Making babies: the next 30 years

Louise Brown, the first test-tube baby, was born 30 years ago this month after being conceived outside the body using in-vitro fertilization (IVF).

Davor Solter, developmental biologist at the Institute of Medical Biology (IMB) in Singapore has thought to expand the potential of new techniques:
“It will be possible to make iPS( induced pluripotent stem cells) from skin cells, to make germ cells from these, and then combine them to make human embryos.

It means every person regardless of age will be able to have children: newborn children could have children and 100-year olds could have children. It could easily happen in the next 30 years.

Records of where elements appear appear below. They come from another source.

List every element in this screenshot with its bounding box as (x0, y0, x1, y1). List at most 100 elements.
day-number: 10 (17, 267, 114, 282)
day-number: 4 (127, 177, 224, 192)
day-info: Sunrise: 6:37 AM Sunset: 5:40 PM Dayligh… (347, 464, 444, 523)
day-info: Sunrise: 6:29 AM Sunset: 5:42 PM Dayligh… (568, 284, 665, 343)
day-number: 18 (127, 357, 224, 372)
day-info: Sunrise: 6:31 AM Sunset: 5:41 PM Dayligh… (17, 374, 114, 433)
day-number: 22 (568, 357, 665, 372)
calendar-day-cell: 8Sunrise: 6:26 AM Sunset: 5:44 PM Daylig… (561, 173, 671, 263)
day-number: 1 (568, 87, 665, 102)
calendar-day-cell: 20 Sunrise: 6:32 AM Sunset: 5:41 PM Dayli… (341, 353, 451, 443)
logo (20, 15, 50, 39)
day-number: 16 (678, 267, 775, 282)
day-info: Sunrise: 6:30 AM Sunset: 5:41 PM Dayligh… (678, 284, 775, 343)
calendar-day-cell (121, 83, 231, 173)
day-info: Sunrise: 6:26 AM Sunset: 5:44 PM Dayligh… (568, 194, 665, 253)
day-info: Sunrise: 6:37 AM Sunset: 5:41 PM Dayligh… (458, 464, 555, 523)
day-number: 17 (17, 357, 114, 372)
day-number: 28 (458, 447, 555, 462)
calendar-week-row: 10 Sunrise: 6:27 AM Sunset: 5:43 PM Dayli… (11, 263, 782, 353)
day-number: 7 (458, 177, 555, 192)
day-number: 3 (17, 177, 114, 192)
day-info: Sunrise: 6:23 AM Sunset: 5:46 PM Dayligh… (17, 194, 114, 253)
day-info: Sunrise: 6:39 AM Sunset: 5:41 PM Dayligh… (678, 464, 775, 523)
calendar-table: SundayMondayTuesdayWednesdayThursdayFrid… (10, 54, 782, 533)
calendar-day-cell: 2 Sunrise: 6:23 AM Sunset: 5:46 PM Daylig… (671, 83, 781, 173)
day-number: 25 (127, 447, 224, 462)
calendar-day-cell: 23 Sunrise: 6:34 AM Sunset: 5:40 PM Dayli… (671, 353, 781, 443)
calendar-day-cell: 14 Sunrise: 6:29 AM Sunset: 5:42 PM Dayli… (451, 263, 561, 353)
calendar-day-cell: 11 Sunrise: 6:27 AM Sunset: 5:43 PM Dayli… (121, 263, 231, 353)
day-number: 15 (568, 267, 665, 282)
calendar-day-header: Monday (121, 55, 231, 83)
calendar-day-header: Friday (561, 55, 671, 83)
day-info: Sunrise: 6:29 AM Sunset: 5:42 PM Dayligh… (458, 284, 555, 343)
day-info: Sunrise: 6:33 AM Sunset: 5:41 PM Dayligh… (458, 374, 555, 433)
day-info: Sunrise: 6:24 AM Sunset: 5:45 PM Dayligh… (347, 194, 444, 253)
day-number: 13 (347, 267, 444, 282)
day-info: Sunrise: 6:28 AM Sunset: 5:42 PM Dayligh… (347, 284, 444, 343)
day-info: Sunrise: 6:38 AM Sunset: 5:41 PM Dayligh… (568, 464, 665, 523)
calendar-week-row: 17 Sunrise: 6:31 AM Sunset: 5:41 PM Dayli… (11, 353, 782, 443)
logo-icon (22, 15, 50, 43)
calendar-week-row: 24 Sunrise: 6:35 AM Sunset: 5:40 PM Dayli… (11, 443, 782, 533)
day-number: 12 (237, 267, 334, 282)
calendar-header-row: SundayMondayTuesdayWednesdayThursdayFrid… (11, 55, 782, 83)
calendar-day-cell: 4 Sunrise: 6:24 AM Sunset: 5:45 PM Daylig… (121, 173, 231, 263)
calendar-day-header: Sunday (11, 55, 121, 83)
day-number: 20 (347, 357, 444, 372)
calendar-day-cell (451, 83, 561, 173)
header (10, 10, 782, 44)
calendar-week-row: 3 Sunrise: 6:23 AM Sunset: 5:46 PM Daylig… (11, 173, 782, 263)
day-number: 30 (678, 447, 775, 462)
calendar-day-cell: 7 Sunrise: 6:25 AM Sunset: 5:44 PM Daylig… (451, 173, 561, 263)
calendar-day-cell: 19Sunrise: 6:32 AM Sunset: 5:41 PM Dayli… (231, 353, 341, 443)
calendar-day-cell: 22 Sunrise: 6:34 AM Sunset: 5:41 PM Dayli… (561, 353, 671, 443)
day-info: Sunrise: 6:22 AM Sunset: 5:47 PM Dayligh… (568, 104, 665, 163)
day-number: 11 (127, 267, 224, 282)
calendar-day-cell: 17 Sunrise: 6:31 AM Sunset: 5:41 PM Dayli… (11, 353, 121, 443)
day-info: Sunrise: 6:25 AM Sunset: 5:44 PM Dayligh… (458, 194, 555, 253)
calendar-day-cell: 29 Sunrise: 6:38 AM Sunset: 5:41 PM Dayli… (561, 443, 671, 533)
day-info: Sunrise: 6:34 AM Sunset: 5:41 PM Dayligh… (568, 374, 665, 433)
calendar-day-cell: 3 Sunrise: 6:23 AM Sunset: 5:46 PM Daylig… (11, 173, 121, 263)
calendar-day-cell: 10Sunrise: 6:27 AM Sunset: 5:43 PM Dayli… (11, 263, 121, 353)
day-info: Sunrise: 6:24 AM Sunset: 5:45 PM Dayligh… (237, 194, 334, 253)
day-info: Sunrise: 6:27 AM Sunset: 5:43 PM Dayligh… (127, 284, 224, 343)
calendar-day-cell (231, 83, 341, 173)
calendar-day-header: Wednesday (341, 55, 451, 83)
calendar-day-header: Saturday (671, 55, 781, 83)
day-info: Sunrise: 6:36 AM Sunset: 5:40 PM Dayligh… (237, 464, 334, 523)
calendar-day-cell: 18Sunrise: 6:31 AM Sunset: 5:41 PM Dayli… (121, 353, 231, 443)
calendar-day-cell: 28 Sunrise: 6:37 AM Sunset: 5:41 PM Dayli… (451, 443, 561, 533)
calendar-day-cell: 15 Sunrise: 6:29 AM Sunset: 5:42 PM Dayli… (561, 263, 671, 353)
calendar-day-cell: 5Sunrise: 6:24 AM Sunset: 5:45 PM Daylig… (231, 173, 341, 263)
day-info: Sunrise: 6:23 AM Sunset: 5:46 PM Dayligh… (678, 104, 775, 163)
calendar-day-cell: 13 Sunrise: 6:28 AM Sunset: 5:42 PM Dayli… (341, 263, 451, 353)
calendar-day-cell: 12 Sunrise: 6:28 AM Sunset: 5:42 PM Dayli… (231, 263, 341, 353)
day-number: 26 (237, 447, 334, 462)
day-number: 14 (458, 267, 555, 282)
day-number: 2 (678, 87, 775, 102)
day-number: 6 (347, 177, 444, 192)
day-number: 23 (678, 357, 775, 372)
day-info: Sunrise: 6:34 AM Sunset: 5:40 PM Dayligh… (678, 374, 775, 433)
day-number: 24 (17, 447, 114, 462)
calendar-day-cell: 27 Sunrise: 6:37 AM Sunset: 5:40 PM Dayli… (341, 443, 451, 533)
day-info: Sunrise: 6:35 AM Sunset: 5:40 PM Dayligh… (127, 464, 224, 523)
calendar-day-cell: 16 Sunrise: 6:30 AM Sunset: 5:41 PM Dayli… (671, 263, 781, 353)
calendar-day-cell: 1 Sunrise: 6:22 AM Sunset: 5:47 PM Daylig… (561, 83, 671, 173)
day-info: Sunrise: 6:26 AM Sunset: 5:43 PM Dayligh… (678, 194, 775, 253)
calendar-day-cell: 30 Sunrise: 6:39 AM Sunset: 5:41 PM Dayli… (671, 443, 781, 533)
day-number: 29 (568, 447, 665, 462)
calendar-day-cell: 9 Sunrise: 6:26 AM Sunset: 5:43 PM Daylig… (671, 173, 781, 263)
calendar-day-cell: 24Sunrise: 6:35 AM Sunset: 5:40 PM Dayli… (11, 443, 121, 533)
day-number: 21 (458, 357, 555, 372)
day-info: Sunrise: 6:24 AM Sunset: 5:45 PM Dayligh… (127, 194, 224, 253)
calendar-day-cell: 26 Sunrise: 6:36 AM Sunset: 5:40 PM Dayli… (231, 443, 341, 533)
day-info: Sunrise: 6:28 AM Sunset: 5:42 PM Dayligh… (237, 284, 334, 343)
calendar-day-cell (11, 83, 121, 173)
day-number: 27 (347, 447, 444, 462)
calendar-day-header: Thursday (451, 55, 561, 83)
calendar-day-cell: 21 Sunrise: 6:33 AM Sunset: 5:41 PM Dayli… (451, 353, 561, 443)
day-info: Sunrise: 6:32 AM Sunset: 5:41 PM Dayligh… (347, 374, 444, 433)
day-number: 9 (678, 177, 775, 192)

Another thing I predict … is the use of artificial placentas. In essence, it would eliminate all the limitations we have now: you could have as many or as few progeny as you want. …”

Alan Trounson, an IVF pioneer and director of the California Institute for Regenerative Medicine in San Francisco is very optimist about the possibilities to... eliminate infertility in the Third World!:

“Also I think there will be further expansion of low-cost IVF, especially for women in developing countries who experience social discrimination with infertility. If you remove all the expensive stuff and use low-cost drugs (such as clomiphene) and remove just one or two eggs, and only transfer one embryo, it can be done for less than US$100.”

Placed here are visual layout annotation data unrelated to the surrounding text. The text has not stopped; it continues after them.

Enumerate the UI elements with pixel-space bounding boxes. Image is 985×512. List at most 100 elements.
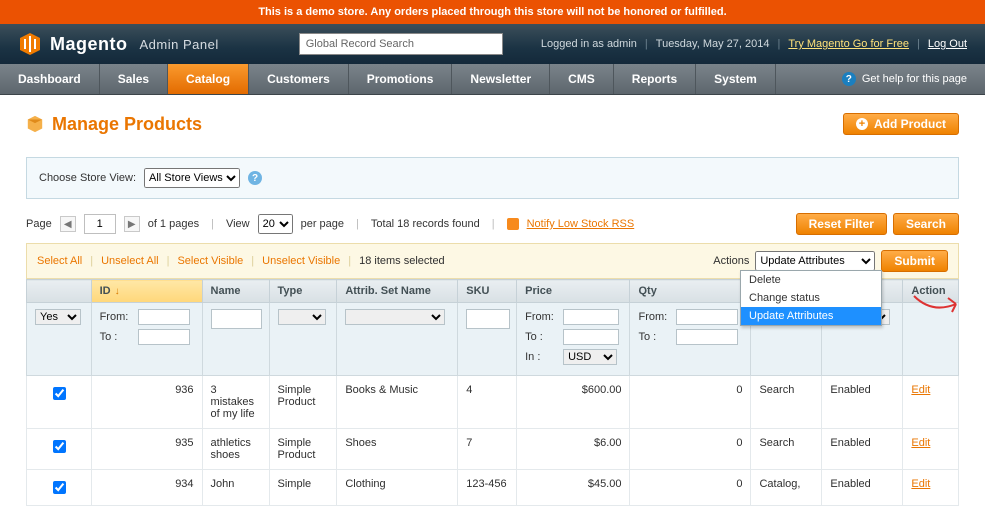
filter-currency[interactable]: USD xyxy=(563,349,617,365)
to-label: To : xyxy=(638,331,676,343)
filter-id-to[interactable] xyxy=(138,329,190,345)
nav-promotions[interactable]: Promotions xyxy=(349,64,453,94)
select-visible-link[interactable]: Select Visible xyxy=(177,255,243,267)
nav-dashboard[interactable]: Dashboard xyxy=(0,64,100,94)
filter-attrib-set[interactable] xyxy=(345,309,445,325)
actions-select[interactable]: Update Attributes xyxy=(755,251,875,271)
cell-id: 934 xyxy=(91,470,202,506)
per-page-select[interactable]: 20 xyxy=(258,214,293,234)
cell-qty: 0 xyxy=(630,429,751,470)
filter-sku[interactable] xyxy=(466,309,510,329)
selection-bar: Select All| Unselect All| Select Visible… xyxy=(26,243,959,279)
store-view-bar: Choose Store View: All Store Views ? xyxy=(26,157,959,199)
action-option-delete[interactable]: Delete xyxy=(741,271,881,289)
callout-arrow-icon xyxy=(912,294,962,322)
add-product-label: Add Product xyxy=(874,117,946,131)
low-stock-rss-link[interactable]: Notify Low Stock RSS xyxy=(527,218,635,230)
col-sku[interactable]: SKU xyxy=(458,280,517,303)
in-label: In : xyxy=(525,351,563,363)
magento-logo-icon xyxy=(18,32,42,56)
plus-icon: + xyxy=(856,118,868,130)
prev-page-button[interactable]: ◀ xyxy=(60,216,76,232)
try-magento-link[interactable]: Try Magento Go for Free xyxy=(788,38,909,50)
logo[interactable]: Magento Admin Panel xyxy=(18,32,219,56)
add-product-button[interactable]: + Add Product xyxy=(843,113,959,135)
filter-id-from[interactable] xyxy=(138,309,190,325)
filter-price-to[interactable] xyxy=(563,329,619,345)
cell-sku: 4 xyxy=(458,376,517,429)
filter-qty-from[interactable] xyxy=(676,309,738,325)
demo-notice: This is a demo store. Any orders placed … xyxy=(0,0,985,24)
nav-reports[interactable]: Reports xyxy=(614,64,696,94)
col-attrib-set[interactable]: Attrib. Set Name xyxy=(337,280,458,303)
store-view-select[interactable]: All Store Views xyxy=(144,168,240,188)
cube-icon xyxy=(26,115,44,133)
cell-qty: 0 xyxy=(630,376,751,429)
edit-link[interactable]: Edit xyxy=(911,384,930,396)
unselect-all-link[interactable]: Unselect All xyxy=(101,255,158,267)
reset-filter-button[interactable]: Reset Filter xyxy=(796,213,887,235)
submit-button[interactable]: Submit xyxy=(881,250,948,272)
to-label: To : xyxy=(525,331,563,343)
cell-type: Simple Product xyxy=(269,376,337,429)
total-records: Total 18 records found xyxy=(371,218,480,230)
header-date: Tuesday, May 27, 2014 xyxy=(656,38,770,50)
table-row[interactable]: 934 John Simple Clothing 123-456 $45.00 … xyxy=(27,470,959,506)
nav-newsletter[interactable]: Newsletter xyxy=(452,64,550,94)
cell-vis: Catalog, xyxy=(751,470,822,506)
row-checkbox[interactable] xyxy=(53,387,66,400)
pager-bar: Page ◀ ▶ of 1 pages | View 20 per page |… xyxy=(26,213,959,235)
cell-aset: Clothing xyxy=(337,470,458,506)
nav-cms[interactable]: CMS xyxy=(550,64,614,94)
cell-price: $600.00 xyxy=(517,376,630,429)
col-name[interactable]: Name xyxy=(202,280,269,303)
logout-link[interactable]: Log Out xyxy=(928,38,967,50)
cell-aset: Books & Music xyxy=(337,376,458,429)
col-id[interactable]: ID↓ xyxy=(91,280,202,303)
action-option-change-status[interactable]: Change status xyxy=(741,289,881,307)
items-selected-count: 18 items selected xyxy=(359,255,445,267)
page-label: Page xyxy=(26,218,52,230)
col-type[interactable]: Type xyxy=(269,280,337,303)
unselect-visible-link[interactable]: Unselect Visible xyxy=(262,255,340,267)
filter-price-from[interactable] xyxy=(563,309,619,325)
filter-massaction[interactable]: Yes xyxy=(35,309,81,325)
search-button[interactable]: Search xyxy=(893,213,959,235)
view-label: View xyxy=(226,218,250,230)
select-all-link[interactable]: Select All xyxy=(37,255,82,267)
filter-qty-to[interactable] xyxy=(676,329,738,345)
nav-system[interactable]: System xyxy=(696,64,776,94)
action-option-update-attributes[interactable]: Update Attributes xyxy=(741,307,881,325)
next-page-button[interactable]: ▶ xyxy=(124,216,140,232)
main-nav: Dashboard Sales Catalog Customers Promot… xyxy=(0,64,985,95)
page-input[interactable] xyxy=(84,214,116,234)
cell-sku: 123-456 xyxy=(458,470,517,506)
per-page-suffix: per page xyxy=(301,218,344,230)
table-row[interactable]: 936 3 mistakes of my life Simple Product… xyxy=(27,376,959,429)
edit-link[interactable]: Edit xyxy=(911,478,930,490)
from-label: From: xyxy=(638,311,676,323)
nav-sales[interactable]: Sales xyxy=(100,64,168,94)
row-checkbox[interactable] xyxy=(53,440,66,453)
filter-name[interactable] xyxy=(211,309,262,329)
cell-status: Enabled xyxy=(822,470,903,506)
col-price[interactable]: Price xyxy=(517,280,630,303)
col-qty[interactable]: Qty xyxy=(630,280,751,303)
filter-type[interactable] xyxy=(278,309,326,325)
nav-customers[interactable]: Customers xyxy=(249,64,349,94)
edit-link[interactable]: Edit xyxy=(911,437,930,449)
cell-name: 3 mistakes of my life xyxy=(202,376,269,429)
from-label: From: xyxy=(100,311,138,323)
nav-catalog[interactable]: Catalog xyxy=(168,64,249,94)
logged-in-text: Logged in as admin xyxy=(541,38,637,50)
help-tooltip-icon[interactable]: ? xyxy=(248,171,262,185)
cell-aset: Shoes xyxy=(337,429,458,470)
row-checkbox[interactable] xyxy=(53,481,66,494)
page-title: Manage Products xyxy=(26,114,202,135)
cell-id: 935 xyxy=(91,429,202,470)
help-link[interactable]: ? Get help for this page xyxy=(842,64,985,94)
table-row[interactable]: 935 athletics shoes Simple Product Shoes… xyxy=(27,429,959,470)
global-search-input[interactable] xyxy=(299,33,503,55)
cell-type: Simple Product xyxy=(269,429,337,470)
from-label: From: xyxy=(525,311,563,323)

The following is the opinion of an ethicist , Scott Gelfand, director of the Ethics Center at Oklahoma State University in Stillwater:

“Those who work on artificial-womb technology aren't talking openly about it anymore. My guess is it's a potential lightning rod in our culture. There are some very interesting moral and ethical implications associated with artificial wombs.”


And continues:

If an artificial womb were developed, the government could pass a law that requires people who have a termination of pregnancy to put the fetus into one of these wombs. …and then put them up for adoption we would have one million more babies.”

We congratulate with Zev Rosenwaks, director of the Center for Reproductive Medicine and Infertility in New York, for his noble objective:

“I see the technology going towards possible eradication of infertility altogether. With nuclear-transfer technology or cell modification, I think we'll be able to generate sperm and eggs for anybody.”

Are these scientists certified lunatics?